Call for moratorium on executions with a view to abolish the death penalty
It is high time for Malaysia to review the death penalty as it is an archaic form of punishment that is inconsistent with international norms. I urge the government to at least review laws that allow the mandatory death sentence and to return discretion to the judges.
While the laws are being reviewed, there is a need to halt executions through a moratorium until the review process is completed.
In October 2012, then de facto Law Minister Nazri Aziz had announced that the Attorney-General’s Chamber would consider imposing jail terms instead of the mandatory death sentence for some drug offences.
The amendment would have empowered judges to replace the death sentence with jail time for drug mules.

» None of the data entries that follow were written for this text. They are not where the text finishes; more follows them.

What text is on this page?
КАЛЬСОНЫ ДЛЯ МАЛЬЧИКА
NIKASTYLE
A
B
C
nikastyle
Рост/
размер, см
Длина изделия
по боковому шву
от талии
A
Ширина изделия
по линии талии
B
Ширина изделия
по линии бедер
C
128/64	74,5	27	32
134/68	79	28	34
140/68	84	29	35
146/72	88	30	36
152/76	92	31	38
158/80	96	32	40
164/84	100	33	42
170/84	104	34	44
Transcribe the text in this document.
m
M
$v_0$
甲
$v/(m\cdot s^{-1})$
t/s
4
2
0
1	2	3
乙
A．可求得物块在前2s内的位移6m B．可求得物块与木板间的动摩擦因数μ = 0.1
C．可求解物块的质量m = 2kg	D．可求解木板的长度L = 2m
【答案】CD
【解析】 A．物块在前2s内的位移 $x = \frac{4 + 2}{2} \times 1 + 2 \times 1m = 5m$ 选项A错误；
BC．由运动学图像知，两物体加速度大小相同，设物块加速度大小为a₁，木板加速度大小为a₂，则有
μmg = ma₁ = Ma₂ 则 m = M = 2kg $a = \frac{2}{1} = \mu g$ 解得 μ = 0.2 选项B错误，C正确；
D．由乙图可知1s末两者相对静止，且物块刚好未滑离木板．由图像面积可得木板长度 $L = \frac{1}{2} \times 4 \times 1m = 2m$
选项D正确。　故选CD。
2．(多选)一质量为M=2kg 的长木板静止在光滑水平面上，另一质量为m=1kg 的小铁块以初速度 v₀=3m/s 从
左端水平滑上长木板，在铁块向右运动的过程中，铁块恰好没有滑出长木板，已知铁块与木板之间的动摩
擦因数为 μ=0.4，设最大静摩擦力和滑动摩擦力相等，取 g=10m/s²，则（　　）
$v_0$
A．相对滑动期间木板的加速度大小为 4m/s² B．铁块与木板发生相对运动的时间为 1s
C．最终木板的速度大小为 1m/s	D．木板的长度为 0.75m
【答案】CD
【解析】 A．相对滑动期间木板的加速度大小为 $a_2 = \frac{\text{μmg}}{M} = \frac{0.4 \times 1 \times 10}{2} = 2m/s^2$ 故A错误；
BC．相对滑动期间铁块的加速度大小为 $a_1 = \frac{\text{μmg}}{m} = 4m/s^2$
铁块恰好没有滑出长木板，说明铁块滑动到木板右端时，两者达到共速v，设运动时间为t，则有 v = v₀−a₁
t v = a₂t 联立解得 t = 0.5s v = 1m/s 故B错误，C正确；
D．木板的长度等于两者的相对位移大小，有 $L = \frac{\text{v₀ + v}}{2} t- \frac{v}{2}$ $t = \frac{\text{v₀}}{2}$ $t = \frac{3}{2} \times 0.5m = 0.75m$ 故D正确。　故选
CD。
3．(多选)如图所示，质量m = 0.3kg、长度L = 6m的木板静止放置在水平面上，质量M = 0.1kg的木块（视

However, there have been no such amendments made and the Malaysian death penalty stands.
Earlier, I was made to understand from the Ministry that there was no executions last year, but I was shocked to note in the latest parliamentary reply that 26 offenders have been executed from 2000 to July 2013. Of this figure, 22 were Malaysians, 3 Nigerians and 1 Singaporean.
The death sentence is a punishment that is both inhumane and irreversible. The impossibility of eliminating human error and the ineffectiveness of the sentence as deterrent also raises many issues.
As of 10 June 2013, a total of 964 offenders have been found guilty and sentenced to the death penalty by the High Court. Of this figure, 912 are male offenders and 52 are female offenders. 647 of these death row inmates are Malaysians (67%) and 317 of these death row inmates are foreigners (33%).
This has been an increase since 28 February 2012 when there were 860 death row inmates awaiting appeal while as of 22 February 2011, there were 696 waiting on death row.
According to the Home Ministry, between 1960 and February 2011, 441 persons had been hanged. Of the 441 persons hanged, 228 were involved in drug trafficking and 78 were convicted for murder. Another 130 were for illegal possessions of firearms, while four more were convicted for waging war against the King. The remaining one was involved in kidnapping.